Pour le coach, le match de dimanche sera un quitte ou double et « nous devons le gagner pour rester dans la course. Dans le cas contraire, nous nous compliquerons davantage la tâche. Contre le Ghana, ce fut un faux-pas. Mes joueurs ont la capacité de relever le défi parce qu’ils ont l’amour de la patrie et l’estime du peuple ».

Parlant du match contre le Ghana, Stephen Keshi pense que plusieurs paramètres sont à la base de la débâcle de ses poulains. « Ils ont fait tout ce que j’ai demandé. Mais en foot, il faut s’attendre à tout et je demande aux Maliens de croire aux joueurs et de les soutenir ». A l’en croire, le souhait de chacun, c’est de ne pas perdre à domicile. « Pour moi, j’ai déjà oublié et je ne vois que le match du 21 juin contre le Bénin ».

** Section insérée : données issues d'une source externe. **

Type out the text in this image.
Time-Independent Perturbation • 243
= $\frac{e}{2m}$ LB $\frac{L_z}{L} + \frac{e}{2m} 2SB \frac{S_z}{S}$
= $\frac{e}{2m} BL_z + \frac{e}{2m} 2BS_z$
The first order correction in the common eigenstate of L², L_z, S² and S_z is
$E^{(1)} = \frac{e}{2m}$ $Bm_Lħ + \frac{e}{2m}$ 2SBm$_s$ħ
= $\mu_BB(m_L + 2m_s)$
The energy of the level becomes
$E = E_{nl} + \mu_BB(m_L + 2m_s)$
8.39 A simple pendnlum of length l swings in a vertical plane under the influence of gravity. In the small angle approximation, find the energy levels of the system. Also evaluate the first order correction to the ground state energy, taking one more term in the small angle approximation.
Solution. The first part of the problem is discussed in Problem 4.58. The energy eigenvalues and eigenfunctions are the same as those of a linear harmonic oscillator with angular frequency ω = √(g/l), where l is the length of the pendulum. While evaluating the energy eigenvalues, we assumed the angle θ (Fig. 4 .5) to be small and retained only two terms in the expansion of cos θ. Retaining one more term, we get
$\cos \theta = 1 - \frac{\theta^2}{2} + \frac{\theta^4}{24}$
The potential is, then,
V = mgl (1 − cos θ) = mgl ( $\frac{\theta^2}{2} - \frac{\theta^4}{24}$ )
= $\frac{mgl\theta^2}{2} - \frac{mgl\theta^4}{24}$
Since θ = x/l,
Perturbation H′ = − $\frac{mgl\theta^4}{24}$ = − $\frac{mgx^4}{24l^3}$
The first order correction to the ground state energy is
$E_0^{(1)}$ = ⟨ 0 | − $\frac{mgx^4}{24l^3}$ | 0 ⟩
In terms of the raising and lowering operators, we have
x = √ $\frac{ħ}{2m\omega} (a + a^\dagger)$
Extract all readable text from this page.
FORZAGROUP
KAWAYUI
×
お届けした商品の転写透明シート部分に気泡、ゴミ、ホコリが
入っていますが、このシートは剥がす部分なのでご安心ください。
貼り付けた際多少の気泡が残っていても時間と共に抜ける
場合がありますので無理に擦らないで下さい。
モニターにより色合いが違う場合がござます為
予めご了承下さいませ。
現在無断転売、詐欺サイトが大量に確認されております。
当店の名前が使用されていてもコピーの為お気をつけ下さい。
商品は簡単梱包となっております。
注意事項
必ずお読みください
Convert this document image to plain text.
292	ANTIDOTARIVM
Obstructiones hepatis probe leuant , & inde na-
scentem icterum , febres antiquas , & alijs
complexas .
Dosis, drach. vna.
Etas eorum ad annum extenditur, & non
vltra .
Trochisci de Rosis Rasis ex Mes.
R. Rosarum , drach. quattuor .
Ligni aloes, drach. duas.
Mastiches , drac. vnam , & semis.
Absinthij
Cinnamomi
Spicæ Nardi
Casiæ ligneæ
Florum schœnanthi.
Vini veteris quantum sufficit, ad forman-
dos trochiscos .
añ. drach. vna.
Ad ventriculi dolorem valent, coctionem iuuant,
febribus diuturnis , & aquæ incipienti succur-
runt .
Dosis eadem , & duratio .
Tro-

Avec un programme bien établi après le match contre le Ghana, le groupe est là avec de nouveaux éléments en l’occurrence le milieu de terrain du Réal Idrissa Traoré et probablement, le revenant Dramane Traoré « Rivaldo ».

« Mais je pense que c’est le même cadre avec nous et de temps en temps, nous les avons sous la main pour travailler les automatismes parce qu’on a quelques nouveaux qui sont là. Donc, il faut vraiment essayer de faire l’amalgame pour pouvoir tirer le maximum » , souligne le sélectionneur national.

Le programme qui a été concocté avec le préparateur physique est le même que celui qui se fait toujours. Pour lui, le Bénin n’est pas à négliger et sera pris au sérieux. « C’est une bonne équipe qui joue bien ».

Guerre des nerfs

Maintenant que l’adversaire est connu, il faudra prendre ses dispositions pour la grande confrontation. « Chaque match a sa vérité. Mohamed Magassouba de la DTN qui a observé le match Bénin-Soudan (1-0) a apporté des renseignements et la cassette CD. Avec le staff, nous allons prendre en compte ses suggestions et recommandations avant de visionner la cassette pour se faire davantage une idée de l’adversaire », dit Keshi.

Cependant, il estime que les Béninois sont très motivés et qu’ils auraient même promis de s’imposer dans cette confrontation. « Je pense que c’est une bataille psychologique qu’ils mènent, mais on est sereins. On joue le match aller à Bamako, il nous faut donc empocher les trois points à domicile. Puis on verra ».

Pourquoi donc les Aigles peinent au niveau de l’attaque ? De l’avis de Keshi, cela est dû au fait que les joueurs se précipitent avec la volonté de bien faire. « Je pense que ça arrive, sinon les mêmes joueurs marquent d’habitude en club et en équipe nationale »,.

Keshi reconnaît que des efforts sont faits pour trouver le fond des filets. « Souvent il arrive aux joueurs des choses que j’ignore sinon c’est la seconde fois que nous n’avons pas marqué », ajoute-t-il, amer.

« Il va falloir que nous nous battions pour obtenir la victoire et poursuivre notre rêve » . Keshi remercie le public sportif malien pour son comportement patriotique et exemplaire lors du match contre le Ghana et l’appel encore à l’unisson.